Wednesday, February 4, 2009

Postcard Collection...Report Number Seven



The Germantown Cemetery in Philadelphia was known as the Upper Burial Ground. It was once known as the Ax Burying Ground because John Frederick Ax was the keeper of the accounts for the cemetery. Later on it was called the Concord Burial Ground. There was a school built next to it in the year 1775 called The Concord School. By 1756, John Frederick Ax was too old and feeble to attend to the grounds and accounts. It was during the time about 1756 that it received the name of Ax's Burying Ground. The burying ground was run by John Frederick Ax from 1724 to 1756.

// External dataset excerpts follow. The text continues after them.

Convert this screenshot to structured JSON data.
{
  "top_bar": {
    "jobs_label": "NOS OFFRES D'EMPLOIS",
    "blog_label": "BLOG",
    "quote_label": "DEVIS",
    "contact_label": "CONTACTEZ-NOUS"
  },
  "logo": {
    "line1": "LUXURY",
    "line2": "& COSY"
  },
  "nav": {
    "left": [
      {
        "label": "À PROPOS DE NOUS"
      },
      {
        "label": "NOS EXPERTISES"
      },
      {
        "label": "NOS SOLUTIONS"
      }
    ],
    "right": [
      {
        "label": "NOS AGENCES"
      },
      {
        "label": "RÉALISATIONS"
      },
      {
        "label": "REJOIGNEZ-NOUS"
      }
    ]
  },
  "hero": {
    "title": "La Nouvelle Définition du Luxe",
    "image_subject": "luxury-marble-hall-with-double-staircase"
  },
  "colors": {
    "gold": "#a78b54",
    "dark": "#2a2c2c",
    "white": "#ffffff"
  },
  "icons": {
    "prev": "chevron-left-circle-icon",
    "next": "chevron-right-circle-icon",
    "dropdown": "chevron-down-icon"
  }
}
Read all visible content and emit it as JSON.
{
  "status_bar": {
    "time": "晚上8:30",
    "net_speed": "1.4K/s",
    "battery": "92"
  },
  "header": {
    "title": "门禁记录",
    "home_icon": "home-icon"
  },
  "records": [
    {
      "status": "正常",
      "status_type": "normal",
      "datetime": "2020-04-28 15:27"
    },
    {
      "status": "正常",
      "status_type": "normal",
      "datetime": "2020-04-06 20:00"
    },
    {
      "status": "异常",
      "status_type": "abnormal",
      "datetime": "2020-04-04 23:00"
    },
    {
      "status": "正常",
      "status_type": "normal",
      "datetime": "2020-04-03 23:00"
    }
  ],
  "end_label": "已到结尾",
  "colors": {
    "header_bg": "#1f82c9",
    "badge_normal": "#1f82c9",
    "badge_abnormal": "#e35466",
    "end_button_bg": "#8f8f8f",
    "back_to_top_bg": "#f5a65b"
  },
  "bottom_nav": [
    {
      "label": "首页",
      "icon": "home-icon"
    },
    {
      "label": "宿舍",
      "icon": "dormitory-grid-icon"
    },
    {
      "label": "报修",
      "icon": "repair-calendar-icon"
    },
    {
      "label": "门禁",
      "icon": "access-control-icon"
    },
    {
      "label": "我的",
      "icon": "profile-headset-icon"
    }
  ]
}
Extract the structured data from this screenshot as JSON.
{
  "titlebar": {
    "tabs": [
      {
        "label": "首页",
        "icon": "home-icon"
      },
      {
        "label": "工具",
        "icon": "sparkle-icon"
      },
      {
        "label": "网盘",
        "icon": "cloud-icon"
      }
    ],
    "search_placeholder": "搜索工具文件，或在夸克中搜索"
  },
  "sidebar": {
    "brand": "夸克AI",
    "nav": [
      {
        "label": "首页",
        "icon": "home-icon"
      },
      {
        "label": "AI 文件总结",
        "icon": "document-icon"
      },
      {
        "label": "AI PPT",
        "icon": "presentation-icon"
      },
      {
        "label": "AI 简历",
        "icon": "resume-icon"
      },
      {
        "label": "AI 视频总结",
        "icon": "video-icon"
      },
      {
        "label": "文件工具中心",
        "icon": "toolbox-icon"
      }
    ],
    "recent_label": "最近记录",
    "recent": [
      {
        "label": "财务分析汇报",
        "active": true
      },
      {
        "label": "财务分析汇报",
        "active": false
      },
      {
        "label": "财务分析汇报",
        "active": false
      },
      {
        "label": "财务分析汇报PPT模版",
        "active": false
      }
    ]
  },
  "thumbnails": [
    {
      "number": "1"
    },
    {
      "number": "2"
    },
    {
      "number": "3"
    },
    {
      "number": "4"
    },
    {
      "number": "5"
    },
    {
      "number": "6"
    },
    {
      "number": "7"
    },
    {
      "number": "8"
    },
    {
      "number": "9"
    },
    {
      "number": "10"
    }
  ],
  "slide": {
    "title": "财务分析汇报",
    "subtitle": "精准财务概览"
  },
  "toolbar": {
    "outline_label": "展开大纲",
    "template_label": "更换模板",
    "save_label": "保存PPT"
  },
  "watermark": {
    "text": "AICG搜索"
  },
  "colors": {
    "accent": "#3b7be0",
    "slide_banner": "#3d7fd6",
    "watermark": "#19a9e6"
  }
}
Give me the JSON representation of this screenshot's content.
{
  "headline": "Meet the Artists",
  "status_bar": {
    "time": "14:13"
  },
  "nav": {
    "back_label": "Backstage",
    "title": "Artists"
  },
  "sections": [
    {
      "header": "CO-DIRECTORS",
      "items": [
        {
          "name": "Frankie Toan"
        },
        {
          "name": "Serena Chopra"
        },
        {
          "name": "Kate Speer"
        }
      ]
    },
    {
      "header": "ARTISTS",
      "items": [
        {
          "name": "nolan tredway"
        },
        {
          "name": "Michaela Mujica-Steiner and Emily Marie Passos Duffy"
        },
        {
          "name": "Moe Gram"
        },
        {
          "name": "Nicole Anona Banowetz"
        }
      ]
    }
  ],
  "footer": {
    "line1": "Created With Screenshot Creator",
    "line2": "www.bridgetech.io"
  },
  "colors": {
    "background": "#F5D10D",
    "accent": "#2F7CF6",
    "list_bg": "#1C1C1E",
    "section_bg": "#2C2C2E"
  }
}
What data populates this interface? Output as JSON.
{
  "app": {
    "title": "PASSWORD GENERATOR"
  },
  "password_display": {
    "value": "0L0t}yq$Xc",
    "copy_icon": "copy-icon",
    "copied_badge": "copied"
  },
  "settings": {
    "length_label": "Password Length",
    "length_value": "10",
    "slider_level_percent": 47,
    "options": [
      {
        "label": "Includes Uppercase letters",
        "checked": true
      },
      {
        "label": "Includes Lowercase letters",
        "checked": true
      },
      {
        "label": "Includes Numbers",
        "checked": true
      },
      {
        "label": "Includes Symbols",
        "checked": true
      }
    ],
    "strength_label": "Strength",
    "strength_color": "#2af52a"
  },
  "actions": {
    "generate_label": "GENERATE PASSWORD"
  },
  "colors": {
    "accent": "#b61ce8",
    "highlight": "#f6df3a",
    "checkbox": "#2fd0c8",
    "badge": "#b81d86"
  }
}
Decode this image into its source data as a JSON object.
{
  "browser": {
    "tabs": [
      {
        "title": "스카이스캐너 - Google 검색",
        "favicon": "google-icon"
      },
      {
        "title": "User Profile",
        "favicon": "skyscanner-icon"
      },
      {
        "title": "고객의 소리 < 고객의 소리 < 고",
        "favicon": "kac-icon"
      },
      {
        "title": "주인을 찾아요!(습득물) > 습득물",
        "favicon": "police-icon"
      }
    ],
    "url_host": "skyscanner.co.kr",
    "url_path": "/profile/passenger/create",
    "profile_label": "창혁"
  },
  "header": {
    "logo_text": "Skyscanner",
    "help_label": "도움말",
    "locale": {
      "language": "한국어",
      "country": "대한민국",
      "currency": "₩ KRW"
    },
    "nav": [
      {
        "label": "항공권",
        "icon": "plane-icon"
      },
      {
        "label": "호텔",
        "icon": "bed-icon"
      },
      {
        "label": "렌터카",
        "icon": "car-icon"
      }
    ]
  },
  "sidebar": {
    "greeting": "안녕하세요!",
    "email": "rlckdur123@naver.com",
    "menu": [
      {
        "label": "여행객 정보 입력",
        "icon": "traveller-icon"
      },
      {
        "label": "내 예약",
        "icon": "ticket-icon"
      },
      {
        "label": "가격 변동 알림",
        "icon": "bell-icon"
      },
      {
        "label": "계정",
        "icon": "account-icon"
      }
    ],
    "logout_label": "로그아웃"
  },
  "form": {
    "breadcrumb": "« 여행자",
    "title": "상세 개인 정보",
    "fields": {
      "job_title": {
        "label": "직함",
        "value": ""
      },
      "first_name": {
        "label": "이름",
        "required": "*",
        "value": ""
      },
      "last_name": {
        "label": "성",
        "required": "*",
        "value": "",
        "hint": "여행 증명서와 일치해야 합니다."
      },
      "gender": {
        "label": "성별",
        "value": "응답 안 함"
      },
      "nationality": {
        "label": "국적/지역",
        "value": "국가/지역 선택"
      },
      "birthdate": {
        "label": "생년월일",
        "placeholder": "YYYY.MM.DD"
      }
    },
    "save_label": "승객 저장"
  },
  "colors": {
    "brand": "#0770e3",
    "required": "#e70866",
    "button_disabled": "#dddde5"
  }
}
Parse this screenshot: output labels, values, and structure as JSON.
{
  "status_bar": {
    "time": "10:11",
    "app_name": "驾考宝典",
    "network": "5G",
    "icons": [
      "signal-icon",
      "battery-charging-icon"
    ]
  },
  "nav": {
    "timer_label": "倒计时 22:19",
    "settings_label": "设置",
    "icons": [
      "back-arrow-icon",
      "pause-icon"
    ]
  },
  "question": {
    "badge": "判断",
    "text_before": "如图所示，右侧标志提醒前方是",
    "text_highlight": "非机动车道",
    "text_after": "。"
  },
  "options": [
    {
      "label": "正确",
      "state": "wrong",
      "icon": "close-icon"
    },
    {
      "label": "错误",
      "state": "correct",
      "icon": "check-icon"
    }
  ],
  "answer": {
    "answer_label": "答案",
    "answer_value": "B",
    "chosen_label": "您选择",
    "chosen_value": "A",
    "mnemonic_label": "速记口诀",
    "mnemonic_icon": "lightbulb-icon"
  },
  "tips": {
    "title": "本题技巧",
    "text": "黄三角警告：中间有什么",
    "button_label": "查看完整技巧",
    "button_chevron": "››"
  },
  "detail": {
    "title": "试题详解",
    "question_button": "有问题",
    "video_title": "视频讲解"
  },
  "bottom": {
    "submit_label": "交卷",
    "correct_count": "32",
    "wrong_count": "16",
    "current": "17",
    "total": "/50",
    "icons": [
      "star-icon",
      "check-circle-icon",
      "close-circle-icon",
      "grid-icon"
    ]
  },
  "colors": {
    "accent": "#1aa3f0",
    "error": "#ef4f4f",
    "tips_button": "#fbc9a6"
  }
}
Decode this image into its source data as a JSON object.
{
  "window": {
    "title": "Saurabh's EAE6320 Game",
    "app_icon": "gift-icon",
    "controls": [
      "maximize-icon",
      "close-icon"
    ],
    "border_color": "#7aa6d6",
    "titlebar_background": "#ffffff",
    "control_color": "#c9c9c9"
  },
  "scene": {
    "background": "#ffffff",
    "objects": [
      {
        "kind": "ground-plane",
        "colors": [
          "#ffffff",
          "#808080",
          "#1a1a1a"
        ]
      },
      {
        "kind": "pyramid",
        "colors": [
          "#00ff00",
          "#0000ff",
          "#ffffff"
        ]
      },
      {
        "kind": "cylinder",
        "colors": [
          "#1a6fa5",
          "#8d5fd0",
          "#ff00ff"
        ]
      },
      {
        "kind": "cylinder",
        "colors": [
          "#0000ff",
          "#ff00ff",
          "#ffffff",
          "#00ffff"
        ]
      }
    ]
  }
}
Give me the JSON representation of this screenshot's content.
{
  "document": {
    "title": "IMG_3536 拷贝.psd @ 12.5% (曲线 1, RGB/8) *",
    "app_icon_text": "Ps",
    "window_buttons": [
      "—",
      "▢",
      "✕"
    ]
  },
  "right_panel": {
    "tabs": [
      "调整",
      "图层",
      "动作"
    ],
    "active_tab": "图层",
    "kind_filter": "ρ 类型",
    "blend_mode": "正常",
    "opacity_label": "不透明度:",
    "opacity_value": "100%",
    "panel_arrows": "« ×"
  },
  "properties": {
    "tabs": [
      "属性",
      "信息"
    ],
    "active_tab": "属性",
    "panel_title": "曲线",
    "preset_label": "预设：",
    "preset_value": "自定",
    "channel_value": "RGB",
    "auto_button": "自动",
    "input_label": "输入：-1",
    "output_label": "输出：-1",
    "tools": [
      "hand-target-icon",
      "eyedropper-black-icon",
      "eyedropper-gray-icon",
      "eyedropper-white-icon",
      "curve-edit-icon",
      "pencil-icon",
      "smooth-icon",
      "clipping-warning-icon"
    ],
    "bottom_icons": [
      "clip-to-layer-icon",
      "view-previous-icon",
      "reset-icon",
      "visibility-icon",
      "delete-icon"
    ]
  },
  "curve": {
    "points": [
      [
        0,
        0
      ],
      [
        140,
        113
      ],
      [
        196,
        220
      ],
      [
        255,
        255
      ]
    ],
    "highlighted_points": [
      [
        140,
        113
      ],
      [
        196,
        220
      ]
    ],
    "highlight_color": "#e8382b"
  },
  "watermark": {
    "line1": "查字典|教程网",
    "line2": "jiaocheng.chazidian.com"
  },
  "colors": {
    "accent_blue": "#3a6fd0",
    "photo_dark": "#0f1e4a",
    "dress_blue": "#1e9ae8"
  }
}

Here are buried fifty-two known and five unknown soldiers of the Revolution, as well as eleven from the War of 1812 and one from the Mexican War. The burying ground was created in 1692 and the high front wall was completed in 1724. The burying ground was created from a deed by Paul Wulff. It had its own trustees who kept their own records, but didn't actually start keeping records until 1761 One of the earliest stones is Cornelius Teisen who arrived in Germantown in 1684 and died in 1716 at age 63. There are Indians buried here and Germantown's "Methuselah," Adam Shisler, who died in 1777 and whose tombstone incorrectly reads, "age 969 years."